Para pintar este dilatado mural, e tal como bem expresso na capa, Pernadas recorreu a uma palete de várias cores: os azuis dos sopros, os amarelos das cordas, o mais carregado recorte negro do baixo ladeado pelo grená das percussões, o laranja das guitarras eléctricas (esta é fácil…), o vermelho das vozes, o verde dos teclados. Combinadas todas as cores, obtém-se uma sucessão de painéis – 13, que Pernadas, tal como os Heróis do Mar, também não é supersticioso – de bom gosto inexcedível, de plena elegância cromática, de vincada imaginação.

Há um “truque” a que Pernadas recorre desde o início: uma minúcia a toda a prova que se expressa nos detalhes dos arranjos. Tome-se como exemplo o tema “Fuzzy Soul”: harmonias de vozes masculinas subtilmente tintadas com auto-tune, guitarra dedilhada gentilmente… Bastava, não? Talvez a outro artista, mas Pernadas convoca a luz que se entrevê na voz de Minji Kim, adiciona secção rítmica, uma voz samplada de uma emissão de rádio da Europa de Leste, um sintetizador que sonhava ser clarinete, depois baralha tudo e põe o resultado a flutuar numa nuvem de algodão doce melódico, brincando com a disposição harmónica dos diferentes sons, como um maestro. Logo depois oferece uma “Theme Vision” à memória do Brian Wilson de Smile. E isto não pára, com uma sucessão de pequenas surpresas que nos prende irremediavelmente à sua “narrativa”: “Jory” e “Jory II” são oásis de lúdica liberdade, em que Bruno Pernadas brinca com conceitos, ideias e marcas de identidade estética, num leve bailado que faz piruetas entre a Ásia e o Brasil, entre a electrónica yellowmágica e a acústica pernambucana. E tudo faz absurdo sentido, até o solo (guitarra?) em reverse e as vozes “exóticas” à Les Baxter. E “Brio 81”, a “tour de force” do álbum nos seus quase nove minutos de duração, tem harpa e sintetizadores, percussões de orquestra clássica, drones que soam a sitar, vozes processadas, múltiplos samples, flauta, mais harmonias vocais, piano eléctrico, guitarra, sintetizadores variados, como se Pernadas tivesse decidido usar tudo aquilo a que conseguiu deitar mãos no estúdio em determinado dia, só porque sim, e fazer um psicadélico “filme” de sons tão vívido como se tivesse antes usado imagens. Que dizer a isto? “Obrigado” é bem capaz de servir.

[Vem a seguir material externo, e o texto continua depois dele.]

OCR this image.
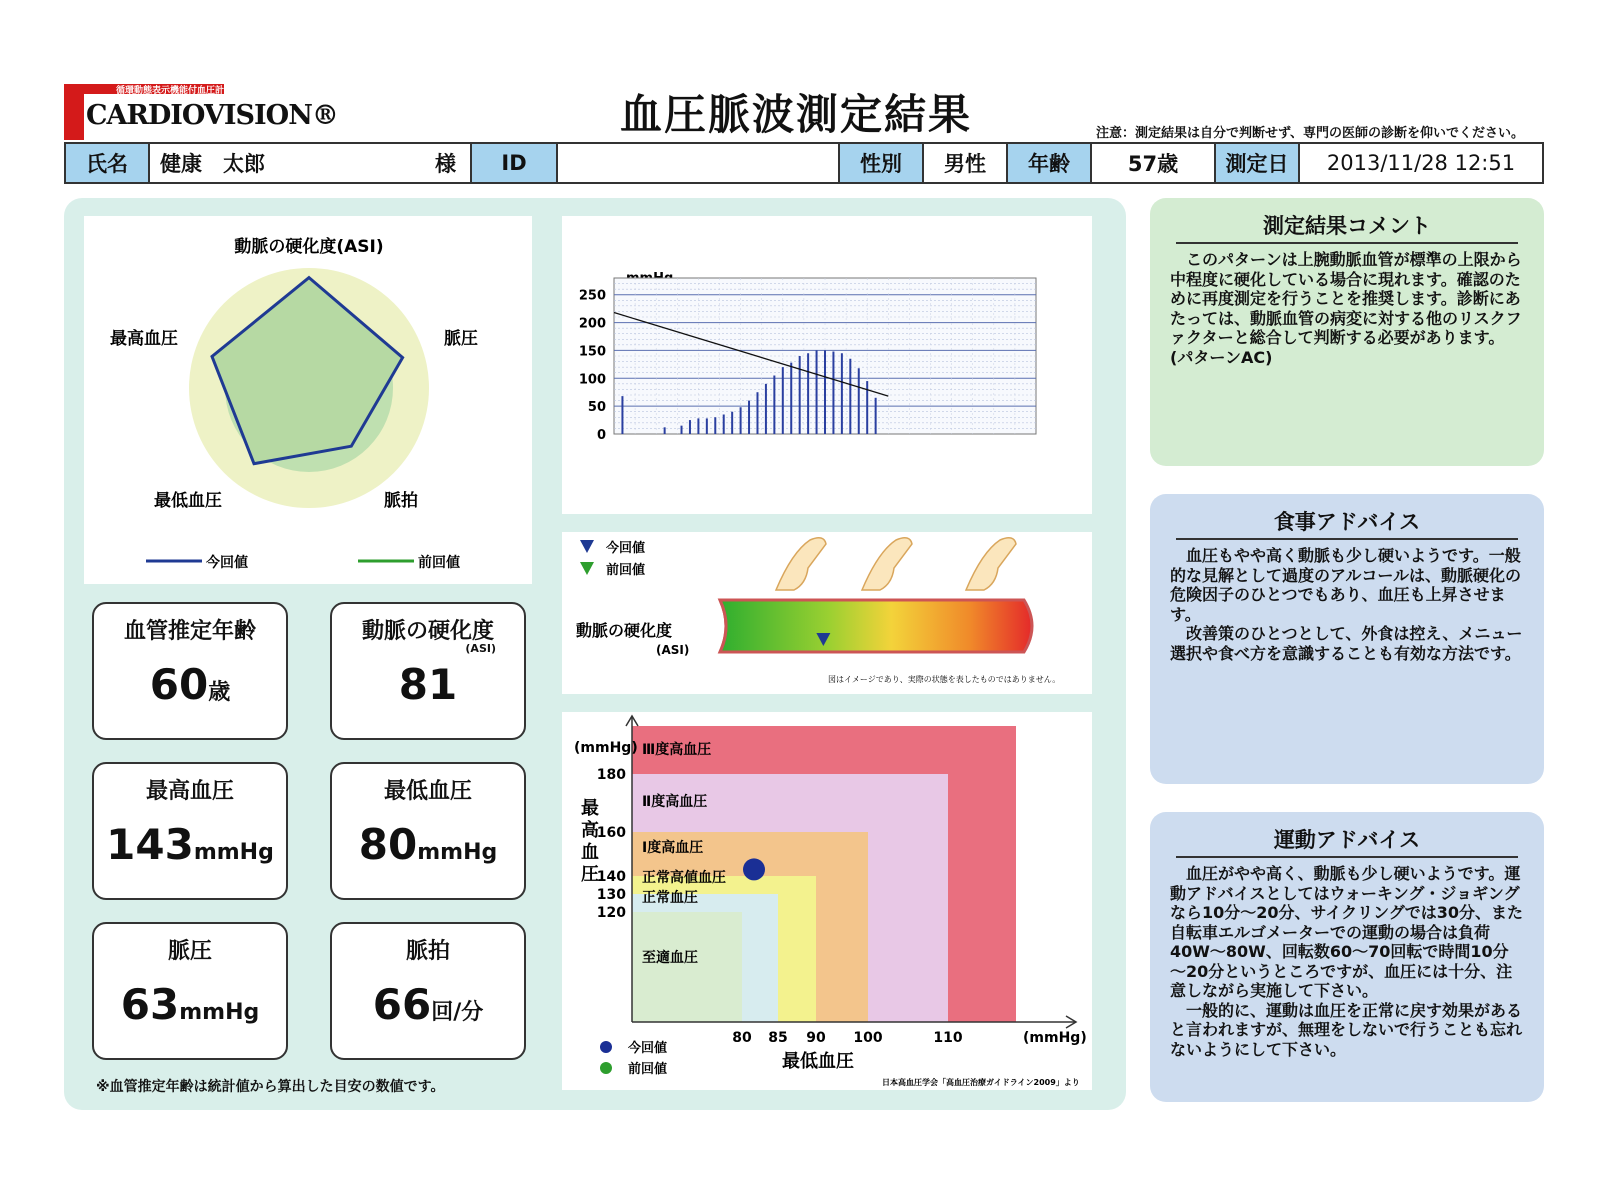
循環動態表示機能付血圧計
CARDIOVISION®	血圧脈波測定結果	注意：測定結果は自分で判断せず、専門の医師の診断を仰いでください。
氏名	健康　太郎	様	ID	性別	男性	年齢	57歳	測定日	2013/11/28 12:51
動脈の硬化度(ASI)
脈圧
脈拍
最低血圧
最高血圧
今回値	前回値
血管推定年齢
60歳
動脈の硬化度
(ASI)
81
最高血圧
143mmHg
最低血圧
80mmHg
脈圧
63mmHg
脈拍
66回/分
※血管推定年齢は統計値から算出した目安の数値です。
0
50
100
150
200
250
今回値
前回値
動脈の硬化度
(ASI)
図はイメージであり、実際の状態を表したものではありません。
(mmHg)
最
高
血
圧
(mmHg)
最低血圧
80 85 90 100	110
120
130
140
160
180
Ⅲ度高血圧
Ⅱ度高血圧
Ⅰ度高血圧
正常高値血圧
正常血圧
至適血圧
今回値
前回値
日本高血圧学会「高血圧治療ガイドライン2009」より
測定結果コメント
　このパターンは上腕動脈血管が標準の上限から中程度に硬化している場合に現れます。確認のために再度測定を行うことを推奨します。診断にあたっては、動脈血管の病変に対する他のリスクファクターと総合して判断する必要があります。(パターンAC)
食事アドバイス
　血圧もやや高く動脈も少し硬いようです。一般的な見解として過度のアルコールは、動脈硬化の危険因子のひとつでもあり、血圧も上昇させます。
　改善策のひとつとして、外食は控え、メニュー選択や食べ方を意識することも有効な方法です。
運動アドバイス
　血圧がやや高く、動脈も少し硬いようです。運動アドバイスとしてはウォーキング・ジョギングなら10分～20分、サイクリングでは30分、また自転車エルゴメーターでの運動の場合は負荷40W～80W、回転数60～70回転で時間10分～20分というところですが、血圧には十分、注意しながら実施して下さい。
　一般的に、運動は血圧を正常に戻す効果があると言われますが、無理をしないで行うことも忘れないようにして下さい。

De facto, há em Private Reasons temas em que se investem mais ideias do que as que se conseguem contar ao longo de discografias inteiras de outros artistas. Que Pernadas faça tudo isso com uma insustentável leveza é que é absolutamente admirável. A música que vai assinando na sua cada vez mais incontornável discografia é, sublinhe-se só para que fique bem claro, um absoluto triunfo artístico.